Build a Custom Scikit-Learn Regression Model: Step-by-Step Guide

Join thousands of students who advanced their careers with MachineLearningPlus. Go from Beginner to Data Science (AI/ML/Gen AI) Expert through a structured pathway of 9 core specializations and build industry grade projects.

Creating custom regressors in scikit-learn means building your own machine learning models that follow scikit-learn’s API conventions, allowing them to work seamlessly with pipelines, grid search, and all other scikit-learn tools.

Ever hit a wall where existing scikit-learn regressors just don’t fit your specific problem? Maybe you need a model that minimizes a custom loss function, or you want to implement a research paper’s algorithm.
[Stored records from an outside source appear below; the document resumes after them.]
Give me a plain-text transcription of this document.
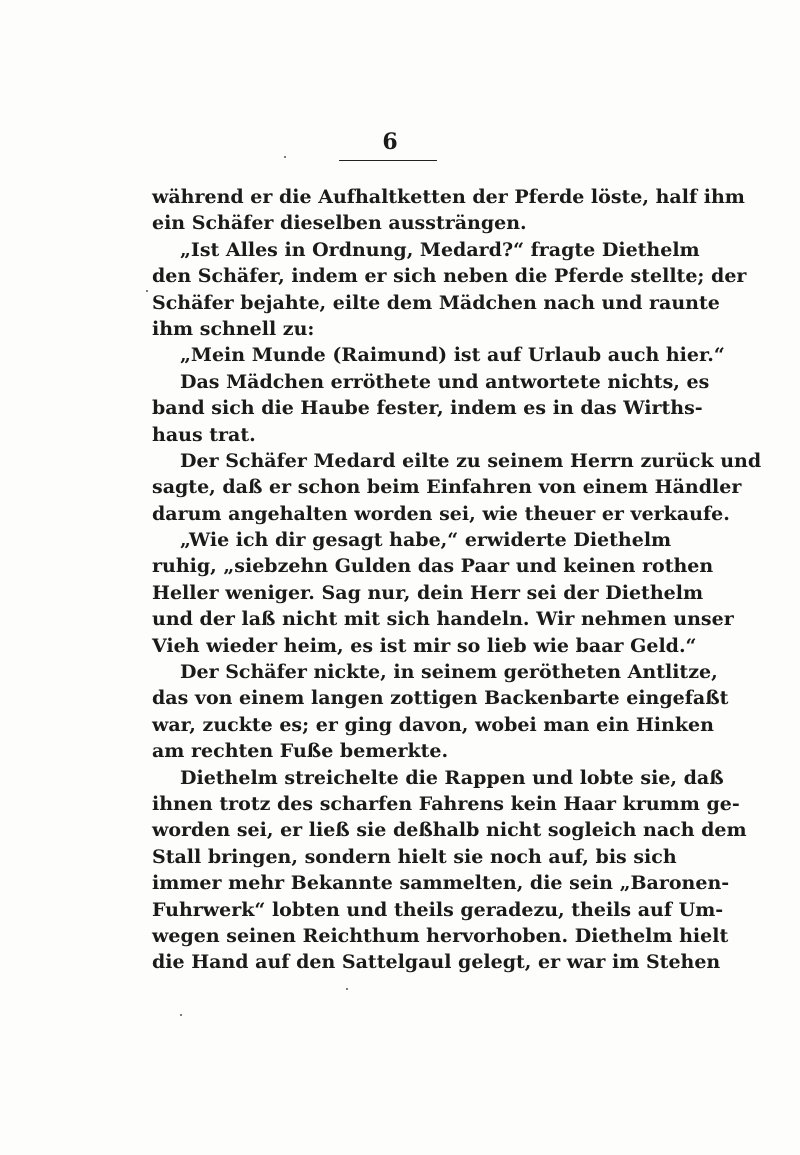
6
während er die Aufhaltketten der Pferde löste, half ihm
ein Schäfer dieselben aussträngen.
„Ist Alles in Ordnung, Medard?“ fragte Diethelm
den Schäfer, indem er sich neben die Pferde stellte; der
Schäfer bejahte, eilte dem Mädchen nach und raunte
ihm schnell zu:
„Mein Munde (Raimund) ist auf Urlaub auch hier.“
Das Mädchen erröthete und antwortete nichts, es
band sich die Haube fester, indem es in das Wirths-
haus trat.
Der Schäfer Medard eilte zu seinem Herrn zurück und
sagte, daß er schon beim Einfahren von einem Händler
darum angehalten worden sei, wie theuer er verkaufe.
„Wie ich dir gesagt habe,“ erwiderte Diethelm
ruhig, „siebzehn Gulden das Paar und keinen rothen
Heller weniger. Sag nur, dein Herr sei der Diethelm
und der laß nicht mit sich handeln. Wir nehmen unser
Vieh wieder heim, es ist mir so lieb wie baar Geld.“
Der Schäfer nickte, in seinem gerötheten Antlitze,
das von einem langen zottigen Backenbarte eingefaßt
war, zuckte es; er ging davon, wobei man ein Hinken
am rechten Fuße bemerkte.
Diethelm streichelte die Rappen und lobte sie, daß
ihnen trotz des scharfen Fahrens kein Haar krumm ge-
worden sei, er ließ sie deßhalb nicht sogleich nach dem
Stall bringen, sondern hielt sie noch auf, bis sich
immer mehr Bekannte sammelten, die sein „Baronen-
Fuhrwerk“ lobten und theils geradezu, theils auf Um-
wegen seinen Reichthum hervorhoben. Diethelm hielt
die Hand auf den Sattelgaul gelegt, er war im Stehen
Building your own regressor lets you solve unique problems while keeping all the power of scikit-learn’s ecosystem.

This tutorial will walk you through creating three custom regressors from scratch. You’ll learn the core concepts and build practical examples you can adapt for your own needs.

1. Why Build Custom Regressors?

Standard scikit-learn regressors work great for most problems. But sometimes you need something specific.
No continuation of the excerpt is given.